Edit: <snipped> out my rant. It's been a long day because of this. Just going to...

ohthehugemanate · on Sept 4, 2018

They have some services that are "global", ie not tied to a given region. Those services' requests are actually processed all over the place, but south central is a big datacenter. The 9th biggest in the world, apparently. When it lost cooling and shut down, everything routed around it as planned... But it caused so much extra traffic that it overwhelmed the connections to other datacenters. The backlog of requests is tremendous of course, so even after they got south central back up, all the other datacenters are way over their traffic capacity. They've got the Datacenter back up, and are now restoring storage and storage dependent services.

Honestly it's hard to imagine a good mitigation for this. "Build more datacenters" is already happening as fast as it can. "Keep enough spare capacity around to handle losing one of the biggest datacenters in the world" is pretty unreasonable.

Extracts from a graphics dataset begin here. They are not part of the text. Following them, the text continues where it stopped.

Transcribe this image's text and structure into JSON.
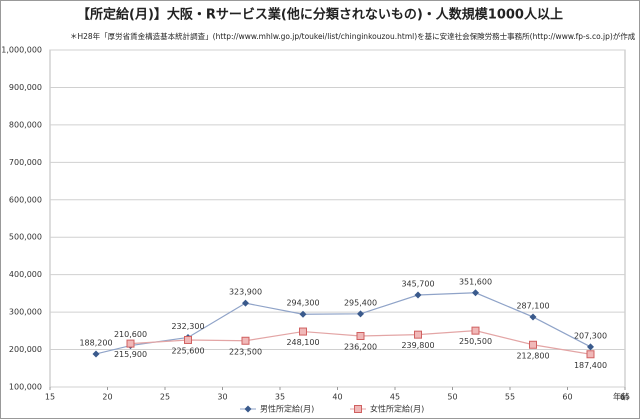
{
  "chart_data": {
    "type": "line",
    "title": "【所定給(月)】大阪・Rサービス業(他に分類されないもの)・人数規模1000人以上",
    "subtitle": "＊H28年「厚労省賃金構造基本統計調査」(http://www.mhlw.go.jp/toukei/list/chinginkouzou.html)を基に安達社会保険労務士事務所(http://www.fp-s.co.jp)が作成",
    "x_label": "年齢",
    "x": [
      19,
      22,
      27,
      32,
      37,
      42,
      47,
      52,
      57,
      62
    ],
    "series": [
      {
        "name": "男性所定給(月)",
        "color": "#3a5a8c",
        "line_color": "#8fa3c8",
        "marker": "diamond",
        "values": [
          188200,
          210600,
          232300,
          323900,
          294300,
          295400,
          345700,
          351600,
          287100,
          207300
        ],
        "value_labels": [
          "188,200",
          "210,600",
          "232,300",
          "323,900",
          "294,300",
          "295,400",
          "345,700",
          "351,600",
          "287,100",
          "207,300"
        ]
      },
      {
        "name": "女性所定給(月)",
        "color": "#d06060",
        "line_color": "#e3a5a5",
        "marker": "square",
        "values": [
          null,
          215900,
          225600,
          223500,
          248100,
          236200,
          239800,
          250500,
          212800,
          187400
        ],
        "value_labels": [
          null,
          "215,900",
          "225,600",
          "223,500",
          "248,100",
          "236,200",
          "239,800",
          "250,500",
          "212,800",
          "187,400"
        ]
      }
    ],
    "xlim": [
      15,
      65
    ],
    "xticks": [
      15,
      20,
      25,
      30,
      35,
      40,
      45,
      50,
      55,
      60,
      65
    ],
    "ylim": [
      100000,
      1000000
    ],
    "yticks": [
      {
        "value": 100000,
        "label": "100,000"
      },
      {
        "value": 200000,
        "label": "200,000"
      },
      {
        "value": 300000,
        "label": "300,000"
      },
      {
        "value": 400000,
        "label": "400,000"
      },
      {
        "value": 500000,
        "label": "500,000"
      },
      {
        "value": 600000,
        "label": "600,000"
      },
      {
        "value": 700000,
        "label": "700,000"
      },
      {
        "value": 800000,
        "label": "800,000"
      },
      {
        "value": 900000,
        "label": "900,000"
      },
      {
        "value": 1000000,
        "label": "1,000,000"
      }
    ],
    "grid": true,
    "legend": "bottom"
  }
}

If you, as a customer, are uptime focused enough that it's worth paying extra, then the sensible practice has always been Cross-Cloud infrastructhre/failovers. At least since the Amazon Easter failure of 2011. That's what giants like Netflix do.

eric_b · on Sept 4, 2018

> "Keep enough spare capacity around to handle losing one of the biggest datacenters in the world" is pretty unreasonable.

Err what?

It's entirely reasonable to expect Azure to handle the loss of a single DC and not have a 14+ hour global outage. I don't care how big the DC is, losing one should not take out the world, especially not for the length of time this one has been going on.

cloakandswagger · on Sept 4, 2018

Indeed. This article by AWS VP James Hamilton gives a unique insight into how Amazon approaches the problem of sizing data centers for redundancy:

https://perspectives.mvdirona.com/2017/04/how-many-data-cent...

msandford · on Sept 5, 2018

Here I was hoping this was a reference to James Mickens: https://blogs.microsoft.com/ai/james-mickens-the-funniest-ma...

youdontknowtho · on Sept 5, 2018

Agreed.

With that, though, it sounds like the size of this datacenter is way out of scale compared to the rest of their DC's. They are really going to need to break apart the services that they host there to make sure that DC to DC and region to region fail over works correctly.

DoofusOfDeath · on Sept 5, 2018

> It's entirely reasonable to expect Azure to handle the loss of a single DC and not have a 14+ hour global outage.

(I apologize if the following sounds snarky. I don't mean it that way, I just can't find better wording.)

Microsoft has repeatedly violated my sense of "reasonable" in the past, including in recent times with Windows 10. Therefore this kind of glitch isn't very shocking to me.

asdfasgasdgasdg · on Sept 5, 2018

> Honestly it's hard to imagine a good mitigation for this.

Besides the one that AWS and GCP have implemented? That is, to have at least N+1 datacenters? Actually, I think N+1 is the old Google prod regime. I suspect that GCP is at least N+1 per continental region, and I'd be surprised if AWS isn't as well.

cm2187 · on Sept 5, 2018

But you are basically saying that azure cannot deliver the redundancy they charge their customers for?

kirillseva · on Sept 4, 2018

Just want to point out that once Azure launches their submersible datacenter units Azure Functions may literally become dead in the water.

dharmab · on Sept 5, 2018

One of the demos at Build was Azure Stack running on oil rigs, so you're not far off

youdontknowtho · on Sept 5, 2018

I, for one, salute you, sir. Well played.